Monts émerveillent. Dans ce livre-entretien, l’auteur de bandes dessinées à succès raconte son amour de la montagne, son rapport à l’art, à l’écologie, à la politique. Une conversation avec le journaliste Adrien Rivierre, aussi érudite que passionnante, comme une fenêtre sur le monde par-delà les sommets.
Nous serions tentés de l’imaginer comme un ermite, un reclus, un homme qui a tourné le dos au reste de l’humanité. C’est pourtant tout l’inverse. Le peintre et auteur de bandes dessinées Jean-Marc Rochette a beau vivre en altitude, au cœur des Alpes, il reste attentif aux soubresauts du monde moderne, qui s’agite en bas de la montagne.

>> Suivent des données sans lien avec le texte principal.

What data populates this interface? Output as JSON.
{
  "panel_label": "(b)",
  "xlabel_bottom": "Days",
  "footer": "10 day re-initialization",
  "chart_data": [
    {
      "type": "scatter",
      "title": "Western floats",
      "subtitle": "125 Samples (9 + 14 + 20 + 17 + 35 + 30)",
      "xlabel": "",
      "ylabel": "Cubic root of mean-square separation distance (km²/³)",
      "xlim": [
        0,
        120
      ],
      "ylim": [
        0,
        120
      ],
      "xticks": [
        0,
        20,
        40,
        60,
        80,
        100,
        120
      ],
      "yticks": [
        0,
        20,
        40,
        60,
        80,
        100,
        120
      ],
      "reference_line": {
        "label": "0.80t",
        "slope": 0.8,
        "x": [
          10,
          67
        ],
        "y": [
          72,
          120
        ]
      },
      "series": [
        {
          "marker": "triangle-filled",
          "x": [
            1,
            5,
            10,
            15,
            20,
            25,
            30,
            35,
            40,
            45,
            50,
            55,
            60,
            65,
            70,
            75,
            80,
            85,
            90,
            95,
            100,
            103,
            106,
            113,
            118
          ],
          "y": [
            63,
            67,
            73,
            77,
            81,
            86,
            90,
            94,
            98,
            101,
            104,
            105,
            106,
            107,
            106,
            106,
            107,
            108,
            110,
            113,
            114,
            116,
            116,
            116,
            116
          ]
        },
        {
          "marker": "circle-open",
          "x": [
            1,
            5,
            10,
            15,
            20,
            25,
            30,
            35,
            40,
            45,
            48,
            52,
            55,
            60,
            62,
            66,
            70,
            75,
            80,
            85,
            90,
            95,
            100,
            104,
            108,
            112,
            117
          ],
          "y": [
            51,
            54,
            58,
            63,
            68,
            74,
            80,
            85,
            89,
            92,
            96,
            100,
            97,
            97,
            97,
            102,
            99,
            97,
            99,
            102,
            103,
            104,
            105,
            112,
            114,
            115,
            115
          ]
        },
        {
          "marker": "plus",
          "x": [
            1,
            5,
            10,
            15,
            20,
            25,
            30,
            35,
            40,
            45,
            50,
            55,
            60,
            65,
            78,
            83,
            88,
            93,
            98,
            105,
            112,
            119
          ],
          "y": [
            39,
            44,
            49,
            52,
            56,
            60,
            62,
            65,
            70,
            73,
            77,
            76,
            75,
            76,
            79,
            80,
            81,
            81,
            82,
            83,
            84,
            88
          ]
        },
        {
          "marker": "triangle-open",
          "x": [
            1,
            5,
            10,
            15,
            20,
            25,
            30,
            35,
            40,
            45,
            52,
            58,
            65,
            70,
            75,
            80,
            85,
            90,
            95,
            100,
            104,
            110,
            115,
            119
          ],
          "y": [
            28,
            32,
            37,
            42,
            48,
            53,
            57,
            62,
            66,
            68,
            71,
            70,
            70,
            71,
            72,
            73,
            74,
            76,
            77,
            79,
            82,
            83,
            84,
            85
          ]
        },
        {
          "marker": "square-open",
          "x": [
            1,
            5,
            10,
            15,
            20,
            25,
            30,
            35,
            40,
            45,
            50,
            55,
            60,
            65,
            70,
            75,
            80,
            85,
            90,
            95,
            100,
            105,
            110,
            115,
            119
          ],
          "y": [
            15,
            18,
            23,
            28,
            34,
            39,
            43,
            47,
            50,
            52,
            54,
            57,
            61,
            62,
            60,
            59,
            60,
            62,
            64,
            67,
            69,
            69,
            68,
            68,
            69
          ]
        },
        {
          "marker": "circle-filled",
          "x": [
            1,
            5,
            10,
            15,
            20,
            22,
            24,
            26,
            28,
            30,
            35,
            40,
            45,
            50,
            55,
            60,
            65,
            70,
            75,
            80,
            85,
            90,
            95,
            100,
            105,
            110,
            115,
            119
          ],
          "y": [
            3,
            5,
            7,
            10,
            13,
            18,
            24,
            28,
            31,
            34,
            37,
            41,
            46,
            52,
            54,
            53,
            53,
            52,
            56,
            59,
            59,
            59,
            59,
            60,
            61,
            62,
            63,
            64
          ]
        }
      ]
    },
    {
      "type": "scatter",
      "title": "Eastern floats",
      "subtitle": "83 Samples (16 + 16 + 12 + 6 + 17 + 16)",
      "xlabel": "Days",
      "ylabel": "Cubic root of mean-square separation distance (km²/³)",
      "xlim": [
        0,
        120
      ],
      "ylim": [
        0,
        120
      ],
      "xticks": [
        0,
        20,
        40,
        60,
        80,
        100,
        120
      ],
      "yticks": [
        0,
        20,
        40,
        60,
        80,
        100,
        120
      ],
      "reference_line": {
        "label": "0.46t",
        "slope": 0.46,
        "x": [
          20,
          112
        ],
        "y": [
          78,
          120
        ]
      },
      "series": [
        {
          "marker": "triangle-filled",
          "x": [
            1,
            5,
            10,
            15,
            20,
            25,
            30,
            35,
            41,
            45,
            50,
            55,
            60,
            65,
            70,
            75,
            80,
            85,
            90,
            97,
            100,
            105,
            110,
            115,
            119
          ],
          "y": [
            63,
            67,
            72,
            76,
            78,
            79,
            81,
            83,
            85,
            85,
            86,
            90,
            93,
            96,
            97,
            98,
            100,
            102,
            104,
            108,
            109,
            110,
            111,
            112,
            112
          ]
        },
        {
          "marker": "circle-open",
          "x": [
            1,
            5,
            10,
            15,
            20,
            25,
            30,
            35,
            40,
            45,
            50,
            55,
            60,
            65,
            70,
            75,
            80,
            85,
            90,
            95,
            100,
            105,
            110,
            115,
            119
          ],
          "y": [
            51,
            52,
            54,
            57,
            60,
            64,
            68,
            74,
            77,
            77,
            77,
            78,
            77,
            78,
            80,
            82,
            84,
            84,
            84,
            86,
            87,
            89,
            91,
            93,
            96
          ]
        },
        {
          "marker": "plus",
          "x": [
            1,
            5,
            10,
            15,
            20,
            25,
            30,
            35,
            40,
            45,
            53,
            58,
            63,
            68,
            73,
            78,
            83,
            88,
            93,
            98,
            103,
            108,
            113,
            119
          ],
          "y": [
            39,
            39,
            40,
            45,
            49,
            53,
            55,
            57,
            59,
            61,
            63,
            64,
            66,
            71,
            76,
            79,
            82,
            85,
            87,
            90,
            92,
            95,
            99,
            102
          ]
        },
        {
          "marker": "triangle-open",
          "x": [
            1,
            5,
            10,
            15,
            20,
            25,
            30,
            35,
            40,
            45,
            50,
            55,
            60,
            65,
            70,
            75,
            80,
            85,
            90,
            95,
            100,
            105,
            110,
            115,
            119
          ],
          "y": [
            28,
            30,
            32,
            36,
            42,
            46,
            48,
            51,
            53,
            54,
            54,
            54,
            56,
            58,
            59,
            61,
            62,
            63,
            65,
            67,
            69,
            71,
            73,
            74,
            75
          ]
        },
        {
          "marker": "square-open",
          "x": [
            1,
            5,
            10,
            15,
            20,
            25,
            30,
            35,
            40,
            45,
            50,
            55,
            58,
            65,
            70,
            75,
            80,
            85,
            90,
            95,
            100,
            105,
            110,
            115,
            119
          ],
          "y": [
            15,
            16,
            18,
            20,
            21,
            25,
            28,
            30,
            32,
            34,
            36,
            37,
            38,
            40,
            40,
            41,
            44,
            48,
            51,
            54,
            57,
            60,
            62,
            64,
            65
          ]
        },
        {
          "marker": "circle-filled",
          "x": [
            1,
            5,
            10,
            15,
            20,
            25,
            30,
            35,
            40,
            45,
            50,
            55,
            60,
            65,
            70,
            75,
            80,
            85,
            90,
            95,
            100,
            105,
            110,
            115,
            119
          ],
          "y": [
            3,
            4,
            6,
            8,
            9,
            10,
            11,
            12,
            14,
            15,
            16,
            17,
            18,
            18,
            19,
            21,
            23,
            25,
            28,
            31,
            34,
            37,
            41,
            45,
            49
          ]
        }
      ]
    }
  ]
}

C’est le sentiment que donne La Chair du monde, le livre-entretien du journaliste Adrien Rivierre, paru jeudi 13 mars aux éditions Allary. Le fondateur du média en ligne Résonances – qui parle bifurcation écologique avec des artistes – a choisi de rencontrer l’auteur du Transperceneige, quitte à donner de sa personne. Il l’a rejoint chez lui en octobre 2023, au pied d’une montagne aussi belle qu’impitoyable (quelques mois plus tard, une crue torrentielle détruira intégralement le village voisin de La Bérarde).
«Cicatrices du temps»
Un environnement singulier qui est au cœur de la pensée écologique de Jean-Marc Rochette. Selon lui, les humains ne sont pas faits pour vivre en ville — un univers de béton que le peintre qualifie non sans malice de «nature morte». À l’inverse, il prône un mode de vie plus proche de la nature, en harmonie avec «la magie du monde vivant» et «en périphérie du système capitaliste tout-puissant».
Au rythme des questions ciselées d’Adrien Rivierre, Jean-Marc Rochette convoque celles et ceux qui l’inspirent. Des peintres, bien sûr : Soutine, Cézanne, Rembrandt. Des chercheur·ses : Nastassja Martin, Philippe Descola, Baptiste Morizot. Et des écrivains de science-fiction : Cormac McCarthy, Philip K. Dick. Les références culturelles fusent et s’enchaînent – des notes de l’auteur, regroupées en fin d’ouvrage, explicitent les concepts et idées, comme autant de clés de compréhension.
Après plusieurs jours au pied des montagnes – ces «cicatrices du temps», dit Rochette –, Adrien Rivierre s’approche peu à peu de la pensée profonde de son hôte. Et il embarque les lecteur·ices avec lui. Elon Musk, Jeff Bezos, l’autoroute A69, les mégabassines de Sainte-Soline ou le projet The Line en Arabie Saoudite : les thèmes abordés sont riches et variés. On sort de cette lecture avec beaucoup de questions, l’envie de creuser, de pousser la réflexion encore plus loin : et c’est tant mieux.
«La Chair du monde», d’Adrien Rivierre, Allary éditions, mars 2025, 192 pages, 20,90 euros.